In other words, apes might be capable of much more than we’ve given them credit for—and we’re only now beginning to realize it.
This also raises a new question: If an orangutan can produce speech-like sounds with no formal training, could our early human ancestors have done the same?
What This Means for Human Speech Evolution
The ability to control vocal structures is a key component of human speech.
While many animals communicate vocally, few can intentionally modify their sounds the way humans do.
Tilda’s vocal skills suggest that the capacity for flexible speech-like communication existed long before Homo sapiens evolved.
If orangutans, chimpanzees, and gorillas can produce and modify vowel- and consonant-like sounds, it strengthens the theory that our early ancestors—such as Neanderthals or Homo erectus—might have had primitive speech-like abilities.
Linguist Mark Sicoli told Discovery News:
“What Bonnie (another whistling orangutan) shows is that anatomically, whistling would have been in the range of potential sound-making behavior of Archaic Homo sapiens, including Neanderthals and earlier hominins like Homo erectus and Australopithecines.”
This means that the origins of human speech might not have suddenly emerged with Homo sapiens but could have been gradually developing over millions of years.
Other Apes Are Showing Signs of Speech-Like Abilities
Tilda isn’t the only great ape demonstrating unexpected vocal skills.
Bonnie, an orangutan at the National Zoo in Washington, D.C., has taught herself to whistle—seemingly for fun.
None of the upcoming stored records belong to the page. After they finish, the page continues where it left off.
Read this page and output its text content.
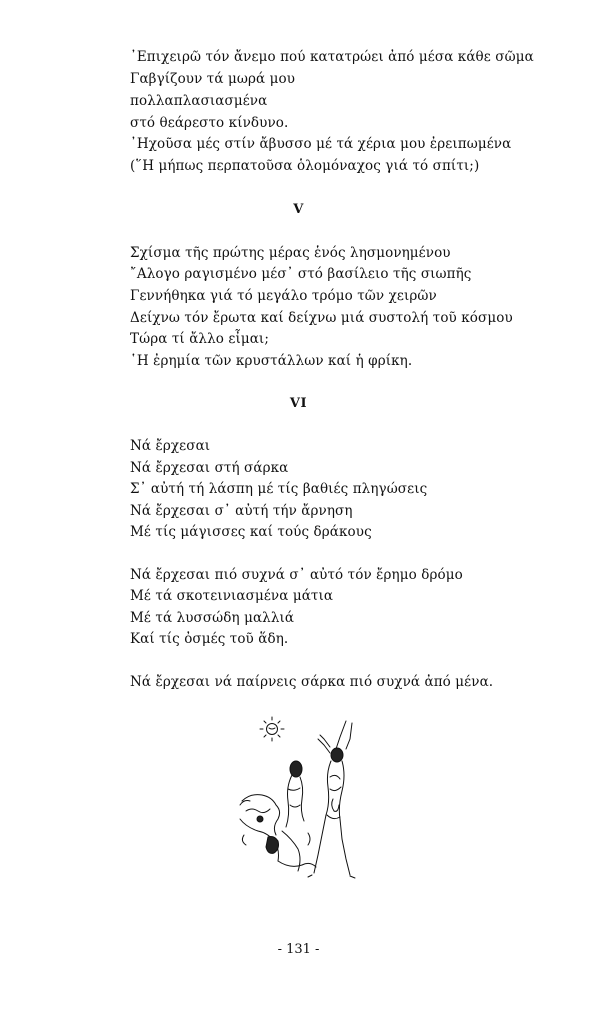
᾿Επιχειρῶ τόν ἄνεμο πού κατατρώει ἀπό μέσα κάθε σῶμα
Γαβγίζουν τά μωρά μου
πολλαπλασιασμένα
στό θεάρεστο κίνδυνο.
᾿Ηχοῦσα μές στίν ἄβυσσο μέ τά χέρια μου ἐρειπωμένα
(῞Η μήπως περπατοῦσα ὁλομόναχος γιά τό σπίτι;)
V
Σχίσμα τῆς πρώτης μέρας ἑνός λησμονημένου
῎Αλογο ραγισμένο μέσ᾿ στό βασίλειο τῆς σιωπῆς
Γεννήθηκα γιά τό μεγάλο τρόμο τῶν χειρῶν
Δείχνω τόν ἔρωτα καί δείχνω μιά συστολή τοῦ κόσμου
Τώρα τί ἄλλο εἶμαι;
῾Η ἐρημία τῶν κρυστάλλων καί ἡ φρίκη.
VI
Νά ἔρχεσαι
Νά ἔρχεσαι στή σάρκα
Σ᾿ αὐτή τή λάσπη μέ τίς βαθιές πληγώσεις
Νά ἔρχεσαι σ᾿ αὐτή τήν ἄρνηση
Μέ τίς μάγισσες καί τούς δράκους
Νά ἔρχεσαι πιό συχνά σ᾿ αὐτό τόν ἔρημο δρόμο
Μέ τά σκοτεινιασμένα μάτια
Μέ τά λυσσώδη μαλλιά
Καί τίς ὀσμές τοῦ ἅδη.
Νά ἔρχεσαι νά παίρνεις σάρκα πιό συχνά ἀπό μένα.
- 131 -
Koko, the famous gorilla, was able to use sign language and make sound-based associations with certain words.
Chimpanzees have been observed making rapid “chattering” sounds that resemble human speech patterns.
The fact that multiple great apes in different locations are displaying speech-like abilities suggests that this may not be a rare or isolated behavior but rather a widespread cognitive ability that we’ve overlooked.
How This Could Change the Way We Study Human Language
Traditionally, linguists and anthropologists have assumed that our ancestors needed some kind of genetic “breakthrough” before developing speech.
However, the gradualist theory suggests that speech didn’t emerge suddenly—it evolved slowly from simpler vocal behaviors, like the ones we now see in great apes.
By studying Tilda and other vocal apes, researchers may be able to pinpoint the missing evolutionary links that led to the formation of complex human speech.
Future studies will focus on:
Examining how wild orangutans and chimpanzees use vocalization in their natural habitat.
Investigating whether apes can be trained to develop even more human-like speech patterns.
Comparing ape vocal control with fossil evidence from early hominins.
Are We Closer to Unlocking the Mystery of Human Speech?
Tilda’s vocal abilities suggest that the foundation for human speech may have existed long before we ever imagined.
If orangutans and other apes can modify their vocalizations and use them with intent, it challenges the assumption that our ancestors suddenly “discovered” language out of nowhere.
The discovery raises profound questions:
Were early humans already using primitive speech 2-3 million years ago?
Can other great apes be trained to mimic human-like language patterns?
What other vocal abilities are hidden in the animal kingdom that we’ve yet to uncover?
As researchers continue to study Tilda and her remarkable abilities, we may soon find ourselves rewriting the history of human speech evolution.
And to think—it all started with an orangutan trying to ask for more food.